Depuis son départ de la télé au tournant du siècle, Claude Lafortune n’a rien perdu de son élan créatif. Ses œuvres se sont au contraire raffinées. C’est qu’à la télévision, il était tenu de respecter des délais et des décomptes, mais à la retraite il était devenu maître de son temps. Il a donc commencé à produire des sculptures représentant des personnages historiques comme Beethoven et Jeanne Mance, ou plus récemment Camille Claudel et Van Gogh. Tous et toutes fabriqués uniquement avec du papier. Des œuvres inimitables.
Claude disait toujours : « L’art, c’est la nature passée par l’homme par le moyen de sa sensibilité. On reçoit ce qu’on voit par notre sensibilité et on le redonne par notre imagination. » C’est exactement ce qu’il faisait avec ses personnages de deux ou trois pieds de haut, en leur insufflant une âme et souvent de l’humour.
Je lui ai demandé s’il avait enseigné sa technique à de jeunes artistes, et s’il souhaitait qu’elle soit perpétuée. Il me répondait toujours que c’était impossible pour lui d’enseigner son art. C’est en créant ses personnages qu’il découvrait la manière de les façonner. Comme quoi, l’instinct ne s’apprend pas.
Le papier étant une matière éphémère, on peut se demander ce qu’il adviendra des œuvres de Claude Lafortune. Des dizaines de sculptures sont conservées au Musée de Nicolet, à l’oratoire Saint-Joseph et chez famille et amis. Par contre, la plupart de ses créations pour la télévision ont déjà été détruites, tout comme les décors du film IXE-3 et de ses spectacles sur scène. C’est sans compter les centaines de personnages qui figurent dans une trentaine de livres jeunesse qu’il a publiés. Tous sont disparus.
J’étais estomaquée que personne n’ait eu la présence d’esprit de conserver ses œuvres au fil du temps, mais Claude me rassurait en disant : « Je ne tiens pas à être immortel, mes papiers vont disparaître avec moi. »

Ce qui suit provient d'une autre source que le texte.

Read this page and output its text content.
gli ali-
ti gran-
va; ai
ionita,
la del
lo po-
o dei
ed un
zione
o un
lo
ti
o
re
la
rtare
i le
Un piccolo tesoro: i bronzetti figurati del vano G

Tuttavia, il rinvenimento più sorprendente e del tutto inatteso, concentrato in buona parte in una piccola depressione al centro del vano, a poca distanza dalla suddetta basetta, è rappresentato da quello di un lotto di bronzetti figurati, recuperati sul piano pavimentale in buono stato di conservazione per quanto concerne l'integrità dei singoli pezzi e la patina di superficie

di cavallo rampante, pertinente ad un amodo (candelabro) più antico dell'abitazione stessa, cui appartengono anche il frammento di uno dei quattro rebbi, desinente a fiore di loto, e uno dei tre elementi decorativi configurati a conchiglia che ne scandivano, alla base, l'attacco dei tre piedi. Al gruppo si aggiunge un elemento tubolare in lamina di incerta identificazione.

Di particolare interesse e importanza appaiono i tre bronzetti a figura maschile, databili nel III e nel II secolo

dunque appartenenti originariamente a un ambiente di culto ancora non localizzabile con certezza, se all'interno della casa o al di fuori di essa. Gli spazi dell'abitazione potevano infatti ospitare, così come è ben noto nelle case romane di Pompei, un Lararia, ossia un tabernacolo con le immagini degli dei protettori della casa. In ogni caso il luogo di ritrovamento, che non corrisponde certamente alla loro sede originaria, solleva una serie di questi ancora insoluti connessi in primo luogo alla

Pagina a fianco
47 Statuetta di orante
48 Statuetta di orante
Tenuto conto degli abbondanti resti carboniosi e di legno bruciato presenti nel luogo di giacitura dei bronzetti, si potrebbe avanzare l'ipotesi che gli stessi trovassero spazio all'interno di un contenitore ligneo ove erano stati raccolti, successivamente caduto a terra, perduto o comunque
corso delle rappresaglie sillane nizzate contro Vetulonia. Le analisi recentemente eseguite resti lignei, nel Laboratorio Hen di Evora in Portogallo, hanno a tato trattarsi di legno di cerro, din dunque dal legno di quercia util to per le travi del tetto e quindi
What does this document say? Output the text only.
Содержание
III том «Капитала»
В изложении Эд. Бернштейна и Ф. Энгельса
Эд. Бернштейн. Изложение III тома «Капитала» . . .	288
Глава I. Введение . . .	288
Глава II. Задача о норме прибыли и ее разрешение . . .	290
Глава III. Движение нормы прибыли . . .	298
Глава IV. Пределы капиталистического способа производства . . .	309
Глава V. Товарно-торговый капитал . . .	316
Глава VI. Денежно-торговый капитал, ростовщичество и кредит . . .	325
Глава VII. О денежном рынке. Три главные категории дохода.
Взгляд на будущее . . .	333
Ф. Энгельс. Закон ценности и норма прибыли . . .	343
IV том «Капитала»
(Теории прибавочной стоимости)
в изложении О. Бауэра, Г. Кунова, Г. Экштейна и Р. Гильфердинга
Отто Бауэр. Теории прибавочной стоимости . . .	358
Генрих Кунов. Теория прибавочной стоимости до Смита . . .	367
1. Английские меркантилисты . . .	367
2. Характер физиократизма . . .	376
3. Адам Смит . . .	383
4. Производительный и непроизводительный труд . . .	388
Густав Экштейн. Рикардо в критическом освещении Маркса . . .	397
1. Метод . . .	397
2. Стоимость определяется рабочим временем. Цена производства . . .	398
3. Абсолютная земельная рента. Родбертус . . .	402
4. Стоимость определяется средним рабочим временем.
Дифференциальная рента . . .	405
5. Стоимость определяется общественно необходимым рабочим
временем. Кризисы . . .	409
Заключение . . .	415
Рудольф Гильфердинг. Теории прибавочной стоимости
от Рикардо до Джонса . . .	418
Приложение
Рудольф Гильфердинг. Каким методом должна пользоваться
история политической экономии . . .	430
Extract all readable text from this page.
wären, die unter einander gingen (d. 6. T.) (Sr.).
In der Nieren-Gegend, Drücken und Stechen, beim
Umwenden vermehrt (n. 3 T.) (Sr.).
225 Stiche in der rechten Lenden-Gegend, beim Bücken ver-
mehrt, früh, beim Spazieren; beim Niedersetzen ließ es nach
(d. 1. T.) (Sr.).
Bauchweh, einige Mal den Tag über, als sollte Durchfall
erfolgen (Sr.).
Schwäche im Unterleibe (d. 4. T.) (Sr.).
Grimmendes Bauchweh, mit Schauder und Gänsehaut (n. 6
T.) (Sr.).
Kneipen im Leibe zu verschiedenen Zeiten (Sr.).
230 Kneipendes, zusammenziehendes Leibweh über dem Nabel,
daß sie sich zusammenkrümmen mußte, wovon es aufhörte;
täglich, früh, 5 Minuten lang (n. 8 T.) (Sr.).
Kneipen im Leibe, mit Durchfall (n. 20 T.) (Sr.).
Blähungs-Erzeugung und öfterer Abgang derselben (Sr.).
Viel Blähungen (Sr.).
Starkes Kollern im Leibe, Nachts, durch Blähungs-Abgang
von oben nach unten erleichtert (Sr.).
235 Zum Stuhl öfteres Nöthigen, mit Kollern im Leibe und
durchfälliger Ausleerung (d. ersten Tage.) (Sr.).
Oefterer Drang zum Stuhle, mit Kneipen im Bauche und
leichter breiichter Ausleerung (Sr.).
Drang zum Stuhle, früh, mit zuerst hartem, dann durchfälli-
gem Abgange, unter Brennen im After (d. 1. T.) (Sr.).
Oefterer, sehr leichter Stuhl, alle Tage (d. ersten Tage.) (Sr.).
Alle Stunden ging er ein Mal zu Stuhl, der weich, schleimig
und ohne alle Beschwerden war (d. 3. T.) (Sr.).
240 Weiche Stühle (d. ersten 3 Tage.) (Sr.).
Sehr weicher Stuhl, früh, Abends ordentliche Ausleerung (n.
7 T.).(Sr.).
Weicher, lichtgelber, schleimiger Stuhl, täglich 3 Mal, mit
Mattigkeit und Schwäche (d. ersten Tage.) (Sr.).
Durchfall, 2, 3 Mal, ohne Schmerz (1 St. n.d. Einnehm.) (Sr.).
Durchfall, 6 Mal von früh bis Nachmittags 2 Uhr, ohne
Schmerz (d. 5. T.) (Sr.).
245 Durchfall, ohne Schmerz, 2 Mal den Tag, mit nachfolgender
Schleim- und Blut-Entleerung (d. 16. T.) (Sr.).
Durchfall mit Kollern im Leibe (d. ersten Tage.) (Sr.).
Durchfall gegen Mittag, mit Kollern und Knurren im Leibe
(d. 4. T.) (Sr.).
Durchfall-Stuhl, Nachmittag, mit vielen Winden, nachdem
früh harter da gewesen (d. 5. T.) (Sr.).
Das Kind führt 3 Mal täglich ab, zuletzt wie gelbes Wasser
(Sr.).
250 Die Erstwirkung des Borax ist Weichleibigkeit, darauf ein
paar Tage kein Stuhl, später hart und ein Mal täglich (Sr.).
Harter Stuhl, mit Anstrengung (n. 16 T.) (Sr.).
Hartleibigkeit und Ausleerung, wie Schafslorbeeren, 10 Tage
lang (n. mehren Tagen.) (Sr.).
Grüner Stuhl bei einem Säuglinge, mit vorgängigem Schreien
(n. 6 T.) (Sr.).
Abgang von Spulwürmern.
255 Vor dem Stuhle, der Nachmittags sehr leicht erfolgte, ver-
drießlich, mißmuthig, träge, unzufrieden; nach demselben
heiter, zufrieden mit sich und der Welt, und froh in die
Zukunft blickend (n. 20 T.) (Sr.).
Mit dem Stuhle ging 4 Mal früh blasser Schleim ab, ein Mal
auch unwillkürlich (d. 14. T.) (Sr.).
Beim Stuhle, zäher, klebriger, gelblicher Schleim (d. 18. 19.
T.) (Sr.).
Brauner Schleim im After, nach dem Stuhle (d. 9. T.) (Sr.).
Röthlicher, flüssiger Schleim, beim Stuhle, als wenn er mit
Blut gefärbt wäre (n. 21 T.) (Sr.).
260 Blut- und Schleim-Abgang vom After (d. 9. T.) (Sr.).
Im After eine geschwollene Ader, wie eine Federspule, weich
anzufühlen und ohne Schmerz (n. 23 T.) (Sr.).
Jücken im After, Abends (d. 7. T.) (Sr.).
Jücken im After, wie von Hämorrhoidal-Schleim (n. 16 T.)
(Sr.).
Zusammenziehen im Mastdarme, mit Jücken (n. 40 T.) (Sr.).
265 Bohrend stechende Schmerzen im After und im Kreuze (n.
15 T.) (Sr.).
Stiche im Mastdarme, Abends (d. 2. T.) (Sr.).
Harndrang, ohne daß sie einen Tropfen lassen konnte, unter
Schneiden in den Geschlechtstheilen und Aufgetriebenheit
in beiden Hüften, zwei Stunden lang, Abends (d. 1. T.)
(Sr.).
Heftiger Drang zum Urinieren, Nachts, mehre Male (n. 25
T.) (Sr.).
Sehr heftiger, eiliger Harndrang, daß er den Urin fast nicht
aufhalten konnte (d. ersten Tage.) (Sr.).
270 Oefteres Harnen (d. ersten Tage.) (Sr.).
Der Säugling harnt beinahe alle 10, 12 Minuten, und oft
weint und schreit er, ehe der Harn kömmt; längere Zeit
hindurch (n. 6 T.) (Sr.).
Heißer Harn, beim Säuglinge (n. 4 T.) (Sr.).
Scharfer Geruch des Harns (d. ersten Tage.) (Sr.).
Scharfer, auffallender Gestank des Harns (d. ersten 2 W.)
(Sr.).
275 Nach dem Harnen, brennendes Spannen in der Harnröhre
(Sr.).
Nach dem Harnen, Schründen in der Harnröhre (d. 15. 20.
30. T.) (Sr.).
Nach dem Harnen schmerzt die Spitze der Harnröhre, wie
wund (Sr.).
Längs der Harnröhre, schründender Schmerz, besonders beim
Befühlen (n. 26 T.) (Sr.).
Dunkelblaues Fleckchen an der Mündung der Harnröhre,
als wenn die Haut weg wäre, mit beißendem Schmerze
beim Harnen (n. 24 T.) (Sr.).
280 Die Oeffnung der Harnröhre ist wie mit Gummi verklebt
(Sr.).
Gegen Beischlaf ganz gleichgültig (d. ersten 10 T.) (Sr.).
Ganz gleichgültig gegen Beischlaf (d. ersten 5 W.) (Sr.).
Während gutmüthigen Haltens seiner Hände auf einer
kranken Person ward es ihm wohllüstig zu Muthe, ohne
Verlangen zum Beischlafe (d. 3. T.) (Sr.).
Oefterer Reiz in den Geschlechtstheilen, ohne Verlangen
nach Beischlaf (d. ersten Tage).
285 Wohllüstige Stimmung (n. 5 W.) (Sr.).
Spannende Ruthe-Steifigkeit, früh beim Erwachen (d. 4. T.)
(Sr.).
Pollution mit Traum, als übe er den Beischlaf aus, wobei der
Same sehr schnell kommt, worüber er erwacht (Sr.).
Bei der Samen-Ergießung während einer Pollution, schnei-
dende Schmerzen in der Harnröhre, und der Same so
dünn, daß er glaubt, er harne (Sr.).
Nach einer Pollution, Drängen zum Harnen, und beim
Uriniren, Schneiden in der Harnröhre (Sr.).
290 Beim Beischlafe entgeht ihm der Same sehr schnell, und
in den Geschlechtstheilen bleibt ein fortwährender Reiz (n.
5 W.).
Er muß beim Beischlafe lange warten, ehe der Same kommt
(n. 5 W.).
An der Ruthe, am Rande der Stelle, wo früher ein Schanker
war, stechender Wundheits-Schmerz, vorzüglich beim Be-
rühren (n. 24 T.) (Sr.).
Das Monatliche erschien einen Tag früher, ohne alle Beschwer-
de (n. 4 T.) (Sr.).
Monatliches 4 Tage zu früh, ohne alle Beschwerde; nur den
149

Pendant les dernières années de sa vie, Claude Lafortune aura été célébré, recevant notamment un doctorat honorifique de l’Université du Québec à Montréal, ainsi que la reconnaissance de ses amis et même d’anciens participants de Parcelles de soleil.
Mon ami qui a accompagné tant d’enfants dans la maladie se sera éteint sans être entouré de ses proches à cause du confinement imposé par la pandémie, mais le grand-père de tout le monde serait toutefois ravi de voir la vague d’amour qu’il reçoit. C’est un témoignage de sa contribution à notre imaginaire collectif.